Casa Loma, Toronto – photo by Alicia O'Shea
Perched on a hill above Toronto’s north end, Casa Loma – Hill House in Spanish – was the fulfillment of a childhood fantasy for the wealthy Canadian financier Henry Pellatt. He built his castle in flamboyant Gothic Revival style in 1911, encouraging his architects to indulge their imaginations – the resulting structure encompassed 98 rooms, vertiginous towers, winding secret passageways, an 800-foot tunnel built for horses and five acres of gardens. A decade after its completion, however, depression hit Canada and Pellatt was forced to auction off his possessions, including his castle. It went through a series of incarnations – including as a lively nightspot for affluent Americans during Prohibition – before becoming a tourist attraction in 1937, and later, a popular filming location for films like X-Men, Strange Brew, Chicago, Scott Pilgrim vs. The World, and many more.
Craigdarroch Castle, Victoria – photo by HillHouse
Built by the coal baron Robert Dunsmuir, Craigdarroch stands on the edge of Victoria, British Columbia, and was intended as a homely, comfortable and somewhat extravagant home for the Dunsmuir family. But Robert died ten months before construction was complete, and the final touches had to be overseen by his two sons. The castle’s striking design draws on Dunsmuir and British Columbia’s Scottish heritage, based on a Scottish Baronial style that incorporates aspects of the Gothic Revival architecture that, as we’ve seen, was everywhere in late-19th century Canada. Today the castle is open as a museum, and showcases lavish furnishings from the 1890s along with gorgeous stained-glass windows and intricate woodwork.

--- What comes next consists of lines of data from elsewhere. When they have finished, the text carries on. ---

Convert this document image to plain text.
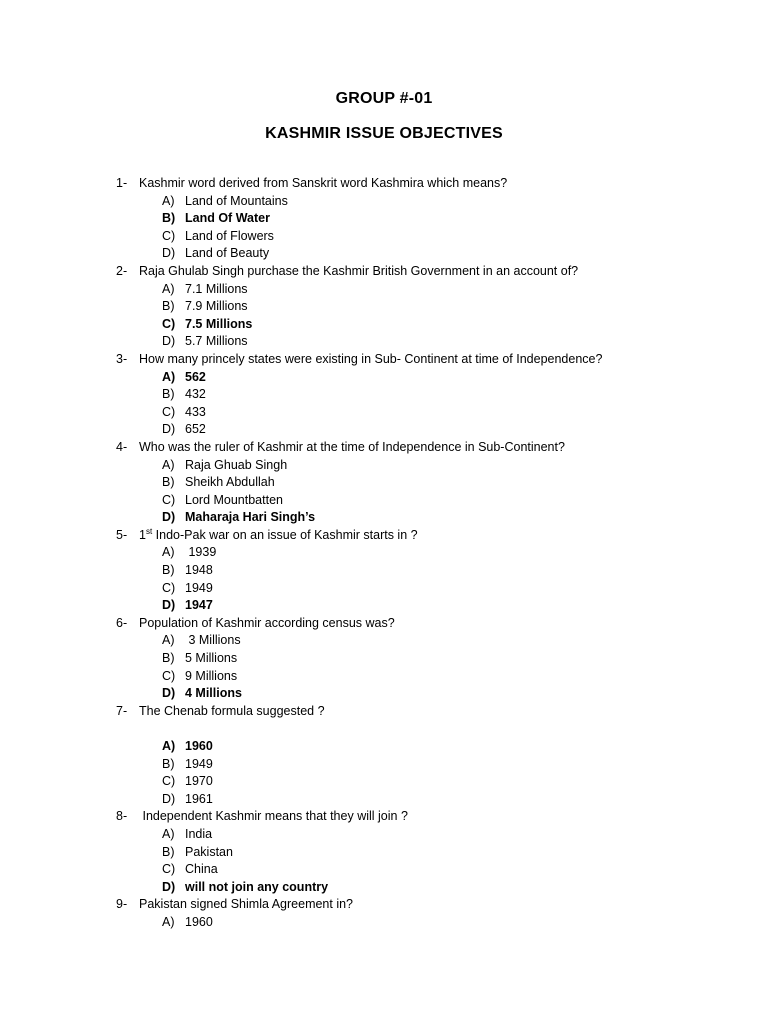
GROUP #-01
KASHMIR ISSUE OBJECTIVES
1- Kashmir word derived from Sanskrit word Kashmira which means?
A) Land of Mountains
B) Land Of Water
C) Land of Flowers
D) Land of Beauty
2- Raja Ghulab Singh purchase the Kashmir British Government in an account of?
A) 7.1 Millions
B) 7.9 Millions
C) 7.5 Millions
D) 5.7 Millions
3- How many princely states were existing in Sub- Continent at time of Independence?
A) 562
B) 432
C) 433
D) 652
4- Who was the ruler of Kashmir at the time of Independence in Sub-Continent?
A) Raja Ghuab Singh
B) Sheikh Abdullah
C) Lord Mountbatten
D) Maharaja Hari Singh’s
5- 1st Indo-Pak war on an issue of Kashmir starts in ?
A) 1939
B) 1948
C) 1949
D) 1947
6- Population of Kashmir according census was?
A) 3 Millions
B) 5 Millions
C) 9 Millions
D) 4 Millions
7- The Chenab formula suggested ?
A) 1960
B) 1949
C) 1970
D) 1961
8- Independent Kashmir means that they will join ?
A) India
B) Pakistan
C) China
D) will not join any country
9- Pakistan signed Shimla Agreement in?
A) 1960
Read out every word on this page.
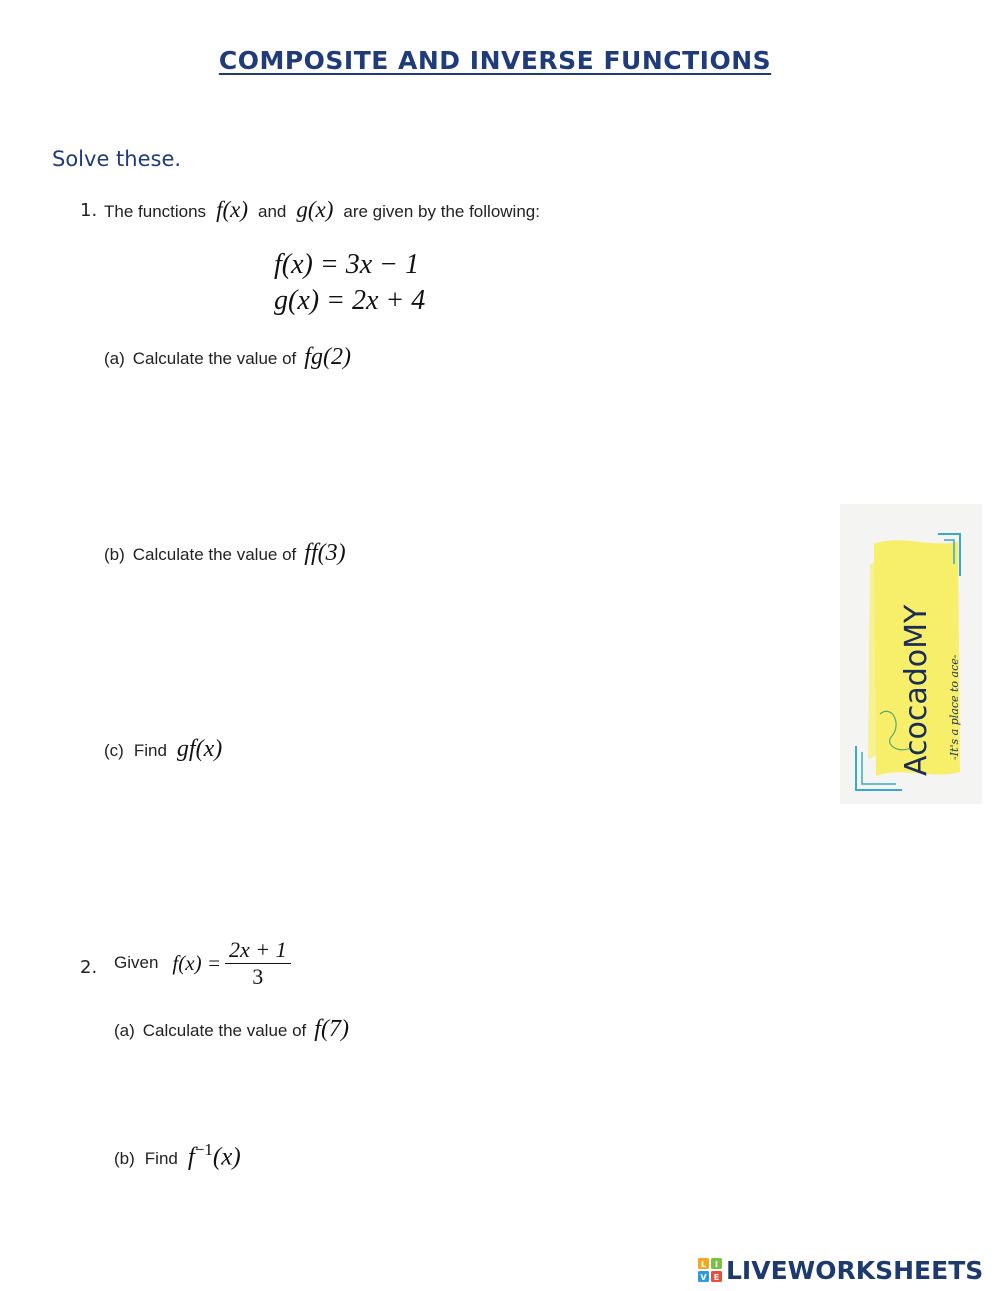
COMPOSITE AND INVERSE FUNCTIONS
Solve these.
1. The functions f(x) and g(x) are given by the following:
f(x) = 3x − 1
g(x) = 2x + 4
(a) Calculate the value of fg(2)
(b) Calculate the value of ff(3)
(c) Find gf(x)	AcocadoMY -It's a place to ace-
2. Given $f(x) = \frac{2x + 1}{3}$
(a) Calculate the value of f(7)
(b) Find $f^{-1}(x)$
L I
V E LIVEWORKSHEETS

Hatley Park National Historic Site, Victoria – photo by Benjamin Madison
The coal-baron owner of Craigdarroch Castle, Robert Dunsmuir, had a son named James who grew up to become British Columbia’s Lieutenant Governor. James Dunsmuir followed in his father’s taste for castle building, constructing a second Scottish Baronial structure on the outskirts of Victoria, which he called Hatley Park. James chose to surround the 40-room mansion with a series of colorful and intricate gardens, drawing on renowned landscape architects to realize his vision. The result was a gorgeous estate, inhabited by the Dunsmuir family until 1939, when it was purchased by the Government of Canada. The government used it for naval training for several decades before transforming it again into a public university in 1995. It has featured in several movies, including as the X-Mansion in the X-Men film franchise.

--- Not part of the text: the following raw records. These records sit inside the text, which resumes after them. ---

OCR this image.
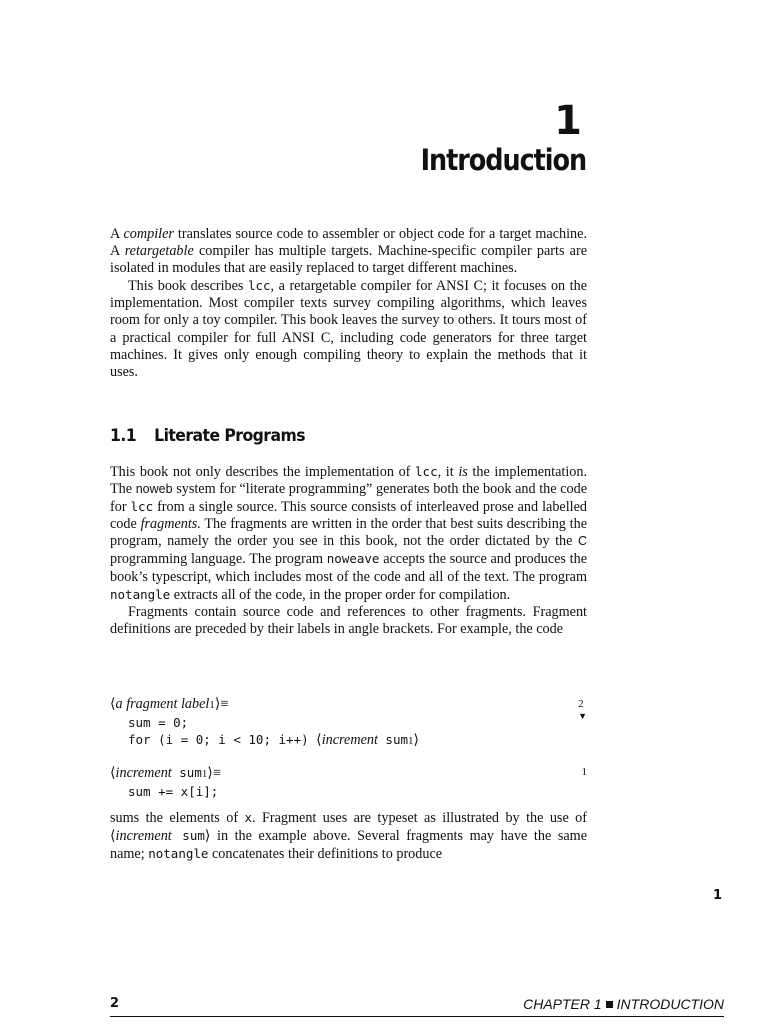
1
Introduction

A compiler translates source code to assembler or object code for a target machine. A retargetable compiler has multiple targets. Machine-specific compiler parts are isolated in modules that are easily replaced to target different machines.

This book describes lcc, a retargetable compiler for ANSI C; it focuses on the implementation. Most compiler texts survey compiling algorithms, which leaves room for only a toy compiler. This book leaves the survey to others. It tours most of a practical compiler for full ANSI C, including code generators for three target machines. It gives only enough compiling theory to explain the methods that it uses.

1.1 Literate Programs

This book not only describes the implementation of lcc, it is the implementation. The noweb system for “literate programming” generates both the book and the code for lcc from a single source. This source consists of interleaved prose and labelled code fragments. The fragments are written in the order that best suits describing the program, namely the order you see in this book, not the order dictated by the C programming language. The program noweave accepts the source and produces the book’s typescript, which includes most of the code and all of the text. The program notangle extracts all of the code, in the proper order for compilation.

Fragments contain source code and references to other fragments. Fragment definitions are preceded by their labels in angle brackets. For example, the code

⟨a fragment label1⟩≡	2
▼
sum = 0;
for (i = 0; i < 10; i++) ⟨increment sum1⟩
⟨increment sum1⟩≡	1
sum += x[i];

sums the elements of x. Fragment uses are typeset as illustrated by the use of ⟨increment sum⟩ in the example above. Several fragments may have the same name; notangle concatenates their definitions to produce

1
2	CHAPTER 1 INTRODUCTION
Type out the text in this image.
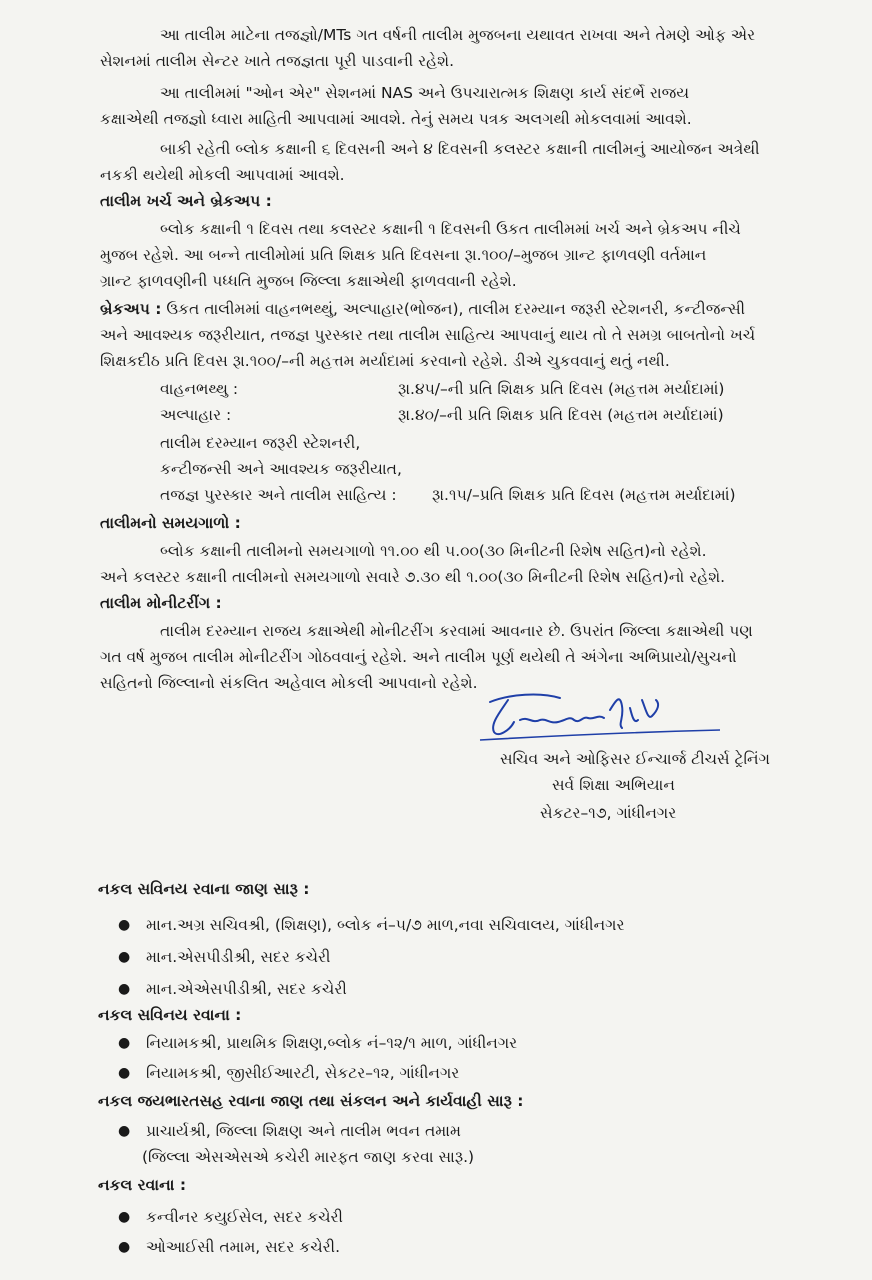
આ તાલીમ માટેના તજજ્ઞો/MTs ગત વર્ષની તાલીમ મુજબના યથાવત રાખવા અને તેમણે ઓફ એર
સેશનમાં તાલીમ સેન્ટર ખાતે તજજ્ઞતા પૂરી પાડવાની રહેશે.
આ તાલીમમાં "ઓન એર" સેશનમાં NAS અને ઉપચારાત્મક શિક્ષણ કાર્ય સંદર્ભે રાજય
કક્ષાએથી તજજ્ઞો ધ્વારા માહિતી આપવામાં આવશે. તેનું સમય પત્રક અલગથી મોકલવામાં આવશે.
બાકી રહેતી બ્લોક કક્ષાની ૬ દિવસની અને ૪ દિવસની કલસ્ટર કક્ષાની તાલીમનું આયોજન અત્રેથી
નકકી થયેથી મોકલી આપવામાં આવશે.
તાલીમ ખર્ચ અને બ્રેકઅપ :
બ્લોક કક્ષાની ૧ દિવસ તથા કલસ્ટર કક્ષાની ૧ દિવસની ઉકત તાલીમમાં ખર્ચ અને બ્રેકઅપ નીચે
મુજબ રહેશે. આ બન્ને તાલીમોમાં પ્રતિ શિક્ષક પ્રતિ દિવસના રૂા.૧૦૦/–મુજબ ગ્રાન્ટ ફાળવણી વર્તમાન
ગ્રાન્ટ ફાળવણીની પધ્ધતિ મુજબ જિલ્લા કક્ષાએથી ફાળવવાની રહેશે.
બ્રેકઅપ : ઉકત તાલીમમાં વાહનભથ્થું, અલ્પાહાર(ભોજન), તાલીમ દરમ્યાન જરૂરી સ્ટેશનરી, કન્ટીજન્સી
અને આવશ્યક જરૂરીયાત, તજજ્ઞ પુરસ્કાર તથા તાલીમ સાહિત્ય આપવાનું થાય તો તે સમગ્ર બાબતોનો ખર્ચ
શિક્ષકદીઠ પ્રતિ દિવસ રૂા.૧૦૦/–ની મહત્તમ મર્યાદામાં કરવાનો રહેશે. ડીએ ચુકવવાનું થતું નથી.
વાહનભથ્થુ :	રૂા.૪૫/–ની પ્રતિ શિક્ષક પ્રતિ દિવસ (મહત્તમ મર્યાદામાં)
અલ્પાહાર :	રૂા.૪૦/–ની પ્રતિ શિક્ષક પ્રતિ દિવસ (મહત્તમ મર્યાદામાં)
તાલીમ દરમ્યાન જરૂરી સ્ટેશનરી,
કન્ટીજન્સી અને આવશ્યક જરૂરીયાત,
તજજ્ઞ પુરસ્કાર અને તાલીમ સાહિત્ય : રૂા.૧૫/–પ્રતિ શિક્ષક પ્રતિ દિવસ (મહત્તમ મર્યાદામાં)
તાલીમનો સમયગાળો :
બ્લોક કક્ષાની તાલીમનો સમયગાળો ૧૧.૦૦ થી ૫.૦૦(૩૦ મિનીટની રિશેષ સહિત)નો રહેશે.
અને કલસ્ટર કક્ષાની તાલીમનો સમયગાળો સવારે ૭.૩૦ થી ૧.૦૦(૩૦ મિનીટની રિશેષ સહિત)નો રહેશે.
તાલીમ મોનીટરીંગ :
તાલીમ દરમ્યાન રાજય કક્ષાએથી મોનીટરીંગ કરવામાં આવનાર છે. ઉપરાંત જિલ્લા કક્ષાએથી પણ
ગત વર્ષ મુજબ તાલીમ મોનીટરીંગ ગોઠવવાનું રહેશે. અને તાલીમ પૂર્ણ થયેથી તે અંગેના અભિપ્રાયો/સુચનો
સહિતનો જિલ્લાનો સંકલિત અહેવાલ મોકલી આપવાનો રહેશે.
સચિવ અને ઓફિસર ઈન્ચાર્જ ટીચર્સ ટ્રેનિંગ
સર્વ શિક્ષા અભિયાન
સેકટર–૧૭, ગાંધીનગર
નકલ સવિનય રવાના જાણ સારૂ :
● માન.અગ્ર સચિવશ્રી, (શિક્ષણ), બ્લોક નં–૫/૭ માળ,નવા સચિવાલય, ગાંધીનગર
● માન.એસપીડીશ્રી, સદર કચેરી
● માન.એએસપીડીશ્રી, સદર કચેરી
નકલ સવિનય રવાના :
● નિયામકશ્રી, પ્રાથમિક શિક્ષણ,બ્લોક નં–૧૨/૧ માળ, ગાંધીનગર
● નિયામકશ્રી, જીસીઈઆરટી, સેકટર–૧૨, ગાંધીનગર
નકલ જયભારતસહ રવાના જાણ તથા સંકલન અને કાર્યવાહી સારૂ :
● પ્રાચાર્યશ્રી, જિલ્લા શિક્ષણ અને તાલીમ ભવન તમામ
(જિલ્લા એસએસએ કચેરી મારફત જાણ કરવા સારૂ.)
નકલ રવાના :
● કન્વીનર કયુઈસેલ, સદર કચેરી
● ઓઆઈસી તમામ, સદર કચેરી.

Dundurn Castle, Hamilton – photo by Naomi Yasui
Dundurn Castle, built in 1835, is an older structure than most on this list, a fact that is immediately recognizable: the extravagant Gothic spires and turrets of the later 19th century are nowhere to be seen, and instead the facade is regimented and geometric, dominated by a neat portico – an exemplar of neoclassical order. Located in Hamilton, Ontario, it was the grand project of Sir Allan MacNab, affluent Premier of the Province of Canada. MacNab made the most of his exquisite property, hosting entertainments that grew in renown through the decades, attracting dignitaries such as the King of England. It is now run as a tourist attraction, its rooms restored to 1855 when MacNab was at the height of his career. Costumed guides lead visitors through the castle’s 40 rooms, illustrating the daily life of a prominent family in 1850s Canada.